Domestic revenue should finish up nearly 6 percent from 2011’s $10.2 billion and top Hollywood’s previous high of $10.6 billion set in 2009.

The year was led by a pair of superhero sagas, Disney’s The Avengers with $623 million domestically and $1.5 billion worldwide and the Warner Bros. Batman finale The Dark Knight Rises with $448 million domestically and $1.1 billion worldwide. Sony’s James Bond adventure Skyfall is closing in on the $1 billion mark globally, and the list of action and familyfilm blockbusters includes The Hunger Games, The Twilight Saga: Breaking Dawn - Part Two, Ice Age: Continental Drift, Madagascar 3: Europe’s Most Wanted, The Amazing Spiderman and Brave.

Before television, movies were the biggest thing going, with ticket sales estimated as high as 4 billion a year domestically in the 1930s and ’40s.

Movie-going eroded steadily through the 1970s as people stayed home with their small screens. The rise of videotape in the 1980s further cut into business, followed by DVDs in the ’90s and big, cheap flat-screen TVs in recent years. Today’s video games, mobile phones and other portable devices also offer easy options to tramping out to a movie theater.

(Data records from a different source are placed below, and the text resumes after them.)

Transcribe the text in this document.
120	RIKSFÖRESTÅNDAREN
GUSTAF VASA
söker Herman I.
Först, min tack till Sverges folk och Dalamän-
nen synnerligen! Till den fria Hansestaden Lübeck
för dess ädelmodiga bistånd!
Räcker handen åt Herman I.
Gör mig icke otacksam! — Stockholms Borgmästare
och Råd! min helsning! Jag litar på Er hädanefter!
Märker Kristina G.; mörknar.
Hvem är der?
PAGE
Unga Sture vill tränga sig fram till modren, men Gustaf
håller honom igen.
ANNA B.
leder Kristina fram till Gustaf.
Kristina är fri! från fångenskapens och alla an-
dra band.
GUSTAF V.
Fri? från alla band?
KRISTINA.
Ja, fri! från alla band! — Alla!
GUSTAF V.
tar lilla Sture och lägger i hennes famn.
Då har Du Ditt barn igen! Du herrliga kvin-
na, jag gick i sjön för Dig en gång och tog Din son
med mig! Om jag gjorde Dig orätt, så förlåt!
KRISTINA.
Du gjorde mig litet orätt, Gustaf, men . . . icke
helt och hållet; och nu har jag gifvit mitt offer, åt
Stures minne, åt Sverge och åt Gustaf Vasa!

It’s all been a continual drain on cinema business, and cynics repeatedly predict the eventual demise of movie theaters. Yet Hollywood fights back with new technology of its own, from digital 3-D to booming surround-sound to the clarity ofimages projected at high-frame rates, which is being tested now with The Lord of the Rings prelude The Hobbit: An Unexpected Journey, shown in select theaters at 48 frames a second, double the standard speed.

For all of the annoyances oftheaters - parking, pricey concessions, sitting next to strangers texting on their iPhones - cinemas still offer the biggest and best way to see a movie.

Even real-life violence at the movie theater didn’t turn audiences away. Some moviegoers thought twice about heading to the cinema after a gunman killed 12 people and injured 58 at a screening of The Dark Knight Rises in Colorado this summer, but if there was any lull in attendance, it was slight and temporary. Ticket sales went on a tear for most of the fall.

Rentrak, which compiles international box-office data, expects 2012’s foreign gross to be about $23 billion, 3 percent higher than in 2011.

Twelve months from now, executives hope to be talking about another revenue record topping this year’s $10.8 billion.

“I’ve been saying we’re going to hit that $11 billion level for about three years now,” said Paul Dergarabedian, a box-office analyst for Hollywood.com. “Next year I think is the year we actually do it.”